Newspaper headlines have an important role in directing readers’ attention to the story. So we see that headlines function as a kind of “summary” of the story. Often they focus on just one aspect of the story. In other words they “frame” the story and perhaps make us see the story in a certain way.
The structure is often described as “telegraphic” (meaning “concise” or “clipped”). For reasons of space, headlines tend not to have a time reference as they do not use finite verbs (i.e. verbs in the past, present or future tenses), auxiliary verbs or adverbs. However, the verb may be used as a noun. The main characteristics of “headlines” are;
The words omitted are usually function words, that is, grammatical words that do not carry intrinsic meaning: determiners (some, this, that, the, a, an, etc.), pronouns (relative pronouns), auxiliaries (be, have, do). Titles (Mrs., Sir, Lord) and punctuation may be also omitted.
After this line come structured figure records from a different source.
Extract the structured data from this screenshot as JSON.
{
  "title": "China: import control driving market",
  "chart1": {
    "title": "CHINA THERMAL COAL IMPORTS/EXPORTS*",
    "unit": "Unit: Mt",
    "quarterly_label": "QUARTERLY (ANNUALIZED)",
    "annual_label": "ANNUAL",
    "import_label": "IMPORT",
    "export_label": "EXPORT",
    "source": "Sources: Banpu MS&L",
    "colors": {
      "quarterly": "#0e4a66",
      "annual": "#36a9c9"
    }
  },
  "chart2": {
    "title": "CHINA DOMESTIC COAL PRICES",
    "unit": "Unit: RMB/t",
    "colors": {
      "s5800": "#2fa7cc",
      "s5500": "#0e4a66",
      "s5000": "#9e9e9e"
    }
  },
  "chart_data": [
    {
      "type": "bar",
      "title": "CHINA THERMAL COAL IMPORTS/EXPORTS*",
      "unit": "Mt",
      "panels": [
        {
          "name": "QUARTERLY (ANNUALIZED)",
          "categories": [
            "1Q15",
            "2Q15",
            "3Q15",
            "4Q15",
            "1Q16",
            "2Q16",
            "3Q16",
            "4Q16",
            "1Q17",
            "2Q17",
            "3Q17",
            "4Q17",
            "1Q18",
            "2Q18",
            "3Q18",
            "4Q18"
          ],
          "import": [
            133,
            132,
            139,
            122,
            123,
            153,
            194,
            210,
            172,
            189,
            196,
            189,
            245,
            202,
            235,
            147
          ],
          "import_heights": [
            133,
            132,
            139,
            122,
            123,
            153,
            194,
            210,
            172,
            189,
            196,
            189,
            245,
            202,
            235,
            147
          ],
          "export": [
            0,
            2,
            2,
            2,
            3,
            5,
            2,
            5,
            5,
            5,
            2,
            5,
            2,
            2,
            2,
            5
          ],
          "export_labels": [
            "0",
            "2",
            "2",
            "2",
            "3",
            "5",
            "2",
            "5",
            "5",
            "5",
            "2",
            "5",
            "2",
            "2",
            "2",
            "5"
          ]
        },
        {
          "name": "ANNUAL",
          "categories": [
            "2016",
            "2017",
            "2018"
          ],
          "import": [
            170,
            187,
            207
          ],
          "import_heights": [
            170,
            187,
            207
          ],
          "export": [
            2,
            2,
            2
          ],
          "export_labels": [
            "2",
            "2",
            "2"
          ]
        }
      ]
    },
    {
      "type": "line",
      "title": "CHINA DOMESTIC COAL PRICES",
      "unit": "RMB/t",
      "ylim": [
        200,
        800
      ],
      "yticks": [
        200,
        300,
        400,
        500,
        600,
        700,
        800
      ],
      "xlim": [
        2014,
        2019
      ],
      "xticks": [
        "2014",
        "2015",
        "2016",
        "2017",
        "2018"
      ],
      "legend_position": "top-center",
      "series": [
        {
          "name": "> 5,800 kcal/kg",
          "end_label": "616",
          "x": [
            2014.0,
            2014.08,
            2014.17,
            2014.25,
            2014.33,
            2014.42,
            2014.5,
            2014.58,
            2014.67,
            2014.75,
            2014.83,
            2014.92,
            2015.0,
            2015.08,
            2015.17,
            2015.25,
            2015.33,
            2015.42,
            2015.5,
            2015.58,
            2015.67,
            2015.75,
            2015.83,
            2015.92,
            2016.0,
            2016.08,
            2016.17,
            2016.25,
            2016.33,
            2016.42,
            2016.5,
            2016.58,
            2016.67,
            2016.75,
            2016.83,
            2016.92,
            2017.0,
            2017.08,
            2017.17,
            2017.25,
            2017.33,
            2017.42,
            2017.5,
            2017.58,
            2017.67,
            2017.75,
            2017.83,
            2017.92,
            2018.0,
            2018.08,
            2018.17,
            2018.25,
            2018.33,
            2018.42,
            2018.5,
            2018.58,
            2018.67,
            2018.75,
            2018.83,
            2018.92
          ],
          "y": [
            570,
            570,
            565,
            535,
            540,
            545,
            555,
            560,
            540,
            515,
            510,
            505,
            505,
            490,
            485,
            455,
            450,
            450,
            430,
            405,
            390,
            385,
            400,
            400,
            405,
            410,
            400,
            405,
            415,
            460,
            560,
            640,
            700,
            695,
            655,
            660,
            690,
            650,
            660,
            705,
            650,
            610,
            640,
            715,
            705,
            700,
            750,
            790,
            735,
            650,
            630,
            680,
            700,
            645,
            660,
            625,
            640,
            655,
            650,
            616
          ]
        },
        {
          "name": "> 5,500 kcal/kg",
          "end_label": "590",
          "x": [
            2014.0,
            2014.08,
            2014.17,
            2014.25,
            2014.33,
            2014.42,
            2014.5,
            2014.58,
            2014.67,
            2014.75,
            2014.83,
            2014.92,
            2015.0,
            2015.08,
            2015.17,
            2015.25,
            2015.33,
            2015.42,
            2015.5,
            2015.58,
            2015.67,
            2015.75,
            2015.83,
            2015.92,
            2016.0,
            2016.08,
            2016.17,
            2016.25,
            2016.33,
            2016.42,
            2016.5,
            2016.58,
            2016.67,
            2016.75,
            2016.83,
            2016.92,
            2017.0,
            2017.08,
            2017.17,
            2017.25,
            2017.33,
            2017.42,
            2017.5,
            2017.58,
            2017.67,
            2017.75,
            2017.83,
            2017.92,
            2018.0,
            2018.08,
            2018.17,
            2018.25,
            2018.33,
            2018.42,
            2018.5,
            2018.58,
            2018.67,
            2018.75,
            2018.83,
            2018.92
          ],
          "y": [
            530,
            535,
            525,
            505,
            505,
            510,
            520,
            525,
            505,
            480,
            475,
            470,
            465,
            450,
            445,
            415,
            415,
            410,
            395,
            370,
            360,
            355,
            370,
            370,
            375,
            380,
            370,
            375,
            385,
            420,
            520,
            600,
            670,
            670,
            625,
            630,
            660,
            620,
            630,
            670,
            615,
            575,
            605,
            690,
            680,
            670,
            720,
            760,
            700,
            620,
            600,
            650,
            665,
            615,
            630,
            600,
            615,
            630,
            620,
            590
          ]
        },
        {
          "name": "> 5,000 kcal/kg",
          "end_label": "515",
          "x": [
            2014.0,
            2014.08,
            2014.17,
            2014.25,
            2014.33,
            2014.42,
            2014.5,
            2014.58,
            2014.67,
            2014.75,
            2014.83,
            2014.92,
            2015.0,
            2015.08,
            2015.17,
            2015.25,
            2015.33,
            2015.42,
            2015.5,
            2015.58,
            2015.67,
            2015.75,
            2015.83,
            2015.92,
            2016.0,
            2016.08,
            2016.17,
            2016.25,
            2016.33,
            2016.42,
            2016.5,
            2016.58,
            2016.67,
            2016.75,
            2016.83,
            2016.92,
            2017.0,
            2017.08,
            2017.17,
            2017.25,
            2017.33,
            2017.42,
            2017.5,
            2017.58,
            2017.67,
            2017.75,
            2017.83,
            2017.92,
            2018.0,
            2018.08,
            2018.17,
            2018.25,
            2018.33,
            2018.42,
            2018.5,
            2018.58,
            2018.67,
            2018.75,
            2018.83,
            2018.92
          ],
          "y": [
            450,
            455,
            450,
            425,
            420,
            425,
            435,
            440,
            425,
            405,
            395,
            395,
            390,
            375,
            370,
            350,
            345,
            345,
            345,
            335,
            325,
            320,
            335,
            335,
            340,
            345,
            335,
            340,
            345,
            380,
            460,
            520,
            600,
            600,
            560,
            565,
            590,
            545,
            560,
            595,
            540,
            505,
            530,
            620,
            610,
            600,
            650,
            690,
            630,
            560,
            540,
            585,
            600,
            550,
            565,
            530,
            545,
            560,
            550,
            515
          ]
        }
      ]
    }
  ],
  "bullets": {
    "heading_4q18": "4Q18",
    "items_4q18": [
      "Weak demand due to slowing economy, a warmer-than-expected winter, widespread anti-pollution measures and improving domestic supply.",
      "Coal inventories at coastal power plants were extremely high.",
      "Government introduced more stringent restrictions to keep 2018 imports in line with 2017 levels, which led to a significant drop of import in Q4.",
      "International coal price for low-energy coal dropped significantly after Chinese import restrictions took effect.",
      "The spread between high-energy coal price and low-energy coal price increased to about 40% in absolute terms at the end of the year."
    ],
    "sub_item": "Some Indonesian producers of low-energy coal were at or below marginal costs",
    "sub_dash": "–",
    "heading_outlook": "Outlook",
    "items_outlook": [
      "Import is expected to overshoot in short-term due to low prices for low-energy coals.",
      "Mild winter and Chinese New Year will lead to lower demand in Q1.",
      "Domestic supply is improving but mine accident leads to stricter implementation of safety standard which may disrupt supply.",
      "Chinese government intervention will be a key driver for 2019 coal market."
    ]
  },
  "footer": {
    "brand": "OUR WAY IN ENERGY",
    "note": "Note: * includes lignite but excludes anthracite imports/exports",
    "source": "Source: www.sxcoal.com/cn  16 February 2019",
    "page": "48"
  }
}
For example,, “Obama likely to name 2nd nominee next week”. The full sentence would read, “President Obama is likely to name the 2nd nominee next week.”
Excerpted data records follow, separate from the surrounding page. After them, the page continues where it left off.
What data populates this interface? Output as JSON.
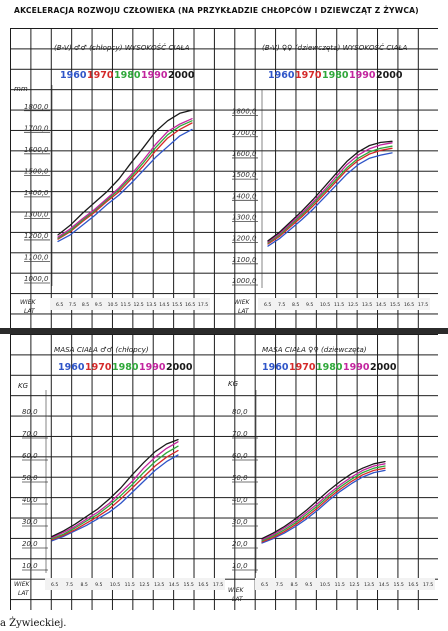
{
  "title": "AKCELERACJA ROZWOJU CZŁOWIEKA (NA PRZYKŁADZIE CHŁOPCÓW I DZIEWCZĄT Z ŻYWCA)",
  "footer": "a Żywieckiej.",
  "colors": {
    "1960": "#2f55c8",
    "1970": "#d42a2a",
    "1980": "#2fa83a",
    "1990": "#c2249e",
    "2000": "#1a1a1a"
  },
  "x_ticks": [
    "6.5",
    "7.5",
    "8.5",
    "9.5",
    "10.5",
    "11.5",
    "12.5",
    "13.5",
    "14.5",
    "15.5",
    "16.5",
    "17.5"
  ],
  "chart_data": [
    {
      "type": "line",
      "title": "(B-V) ♂♂ (chłopcy) WYSOKOŚĆ CIAŁA",
      "xlabel": "WIEK LAT",
      "ylabel": "mm",
      "y_ticks": [
        "1800,0",
        "1700,0",
        "1600,0",
        "1500,0",
        "1400,0",
        "1300,0",
        "1200,0",
        "1100,0",
        "1000,0"
      ],
      "ylim": [
        1000,
        1850
      ],
      "x": [
        6.5,
        7.5,
        8.5,
        9.5,
        10.5,
        11.5,
        12.5,
        13.5,
        14.5,
        15.5,
        16.5,
        17.5
      ],
      "series": [
        {
          "name": "1960",
          "values": [
            1170,
            1200,
            1245,
            1290,
            1340,
            1385,
            1440,
            1500,
            1560,
            1610,
            1660,
            1690
          ]
        },
        {
          "name": "1970",
          "values": [
            1180,
            1215,
            1262,
            1305,
            1355,
            1400,
            1460,
            1520,
            1590,
            1650,
            1690,
            1720
          ]
        },
        {
          "name": "1980",
          "values": [
            1185,
            1220,
            1268,
            1312,
            1362,
            1410,
            1470,
            1535,
            1605,
            1665,
            1705,
            1730
          ]
        },
        {
          "name": "1990",
          "values": [
            1190,
            1228,
            1275,
            1318,
            1368,
            1418,
            1480,
            1548,
            1620,
            1680,
            1715,
            1740
          ]
        },
        {
          "name": "2000",
          "values": [
            1200,
            1245,
            1300,
            1350,
            1400,
            1460,
            1535,
            1605,
            1680,
            1730,
            1765,
            1780
          ]
        }
      ]
    },
    {
      "type": "line",
      "title": "(B-V) ♀♀ (dziewczęta) WYSOKOŚĆ CIAŁA",
      "xlabel": "WIEK LAT",
      "ylabel": "",
      "y_ticks": [
        "1800,0",
        "1700,0",
        "1600,0",
        "1500,0",
        "1400,0",
        "1300,0",
        "1200,0",
        "1100,0",
        "1000,0"
      ],
      "ylim": [
        1000,
        1850
      ],
      "x": [
        6.5,
        7.5,
        8.5,
        9.5,
        10.5,
        11.5,
        12.5,
        13.5,
        14.5,
        15.5,
        16.5,
        17.5
      ],
      "series": [
        {
          "name": "1960",
          "values": [
            1160,
            1195,
            1240,
            1285,
            1335,
            1390,
            1445,
            1500,
            1545,
            1575,
            1590,
            1600
          ]
        },
        {
          "name": "1970",
          "values": [
            1170,
            1205,
            1252,
            1298,
            1350,
            1405,
            1462,
            1520,
            1565,
            1595,
            1612,
            1622
          ]
        },
        {
          "name": "1980",
          "values": [
            1175,
            1212,
            1260,
            1307,
            1360,
            1415,
            1472,
            1530,
            1575,
            1605,
            1622,
            1632
          ]
        },
        {
          "name": "1990",
          "values": [
            1180,
            1218,
            1267,
            1315,
            1368,
            1425,
            1485,
            1545,
            1590,
            1620,
            1638,
            1648
          ]
        },
        {
          "name": "2000",
          "values": [
            1185,
            1225,
            1275,
            1325,
            1380,
            1440,
            1500,
            1560,
            1605,
            1635,
            1650,
            1655
          ]
        }
      ]
    },
    {
      "type": "line",
      "title": "MASA CIAŁA ♂♂ (chłopcy)",
      "xlabel": "WIEK LAT",
      "ylabel": "KG",
      "y_ticks": [
        "80,0",
        "70,0",
        "60,0",
        "50,0",
        "40,0",
        "30,0",
        "20,0",
        "10,0"
      ],
      "ylim": [
        10,
        85
      ],
      "x": [
        6.5,
        7.5,
        8.5,
        9.5,
        10.5,
        11.5,
        12.5,
        13.5,
        14.5,
        15.5,
        16.5,
        17.5
      ],
      "series": [
        {
          "name": "1960",
          "values": [
            21,
            23,
            25.5,
            28,
            31,
            34,
            38,
            43,
            48,
            53,
            57,
            60
          ]
        },
        {
          "name": "1970",
          "values": [
            21.5,
            23.5,
            26,
            29,
            32,
            35.5,
            40,
            45,
            50,
            55,
            59,
            62
          ]
        },
        {
          "name": "1980",
          "values": [
            22,
            24,
            26.8,
            30,
            33,
            37,
            41.5,
            46.5,
            52,
            57,
            61,
            64
          ]
        },
        {
          "name": "1990",
          "values": [
            22.5,
            24.8,
            27.5,
            30.8,
            34,
            38,
            43,
            48,
            54,
            59,
            63,
            66
          ]
        },
        {
          "name": "2000",
          "values": [
            23,
            25.5,
            28.5,
            32,
            35.5,
            40,
            45,
            51,
            56.5,
            61.5,
            65,
            67
          ]
        }
      ]
    },
    {
      "type": "line",
      "title": "MASA CIAŁA ♀♀ (dziewczęta)",
      "xlabel": "WIEK LAT",
      "ylabel": "KG",
      "y_ticks": [
        "80,0",
        "70,0",
        "60,0",
        "50,0",
        "40,0",
        "30,0",
        "20,0",
        "10,0"
      ],
      "ylim": [
        10,
        85
      ],
      "x": [
        6.5,
        7.5,
        8.5,
        9.5,
        10.5,
        11.5,
        12.5,
        13.5,
        14.5,
        15.5,
        16.5,
        17.5
      ],
      "series": [
        {
          "name": "1960",
          "values": [
            20,
            22,
            24.5,
            27.5,
            31,
            35,
            39.5,
            43.5,
            47,
            50,
            52,
            53
          ]
        },
        {
          "name": "1970",
          "values": [
            20.5,
            22.5,
            25.2,
            28.3,
            32,
            36,
            40.5,
            44.5,
            48,
            51,
            53,
            54
          ]
        },
        {
          "name": "1980",
          "values": [
            21,
            23.2,
            26,
            29.2,
            33,
            37,
            41.5,
            45.5,
            49,
            52,
            54,
            55
          ]
        },
        {
          "name": "1990",
          "values": [
            21.5,
            23.8,
            26.8,
            30,
            34,
            38,
            42.5,
            46.5,
            50,
            53,
            55,
            56
          ]
        },
        {
          "name": "2000",
          "values": [
            22,
            24.5,
            27.5,
            31,
            35,
            39.5,
            44,
            48,
            51.5,
            54,
            56,
            57
          ]
        }
      ]
    }
  ]
}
A fun game can be made called “crazy headlines” – make cards with a number of nouns, verbs, adjectives, prepositions (make the nouns and verbs more numerous). Each participant in the game gets a number of cards (e.g., seven) and then has to make up a headline with the words they picked. The cards they use to make a headline are replaced with other cards from the pack. Players can give up their turn if they cannot make a headline; rules about replacing cards can be made up by the players themselves.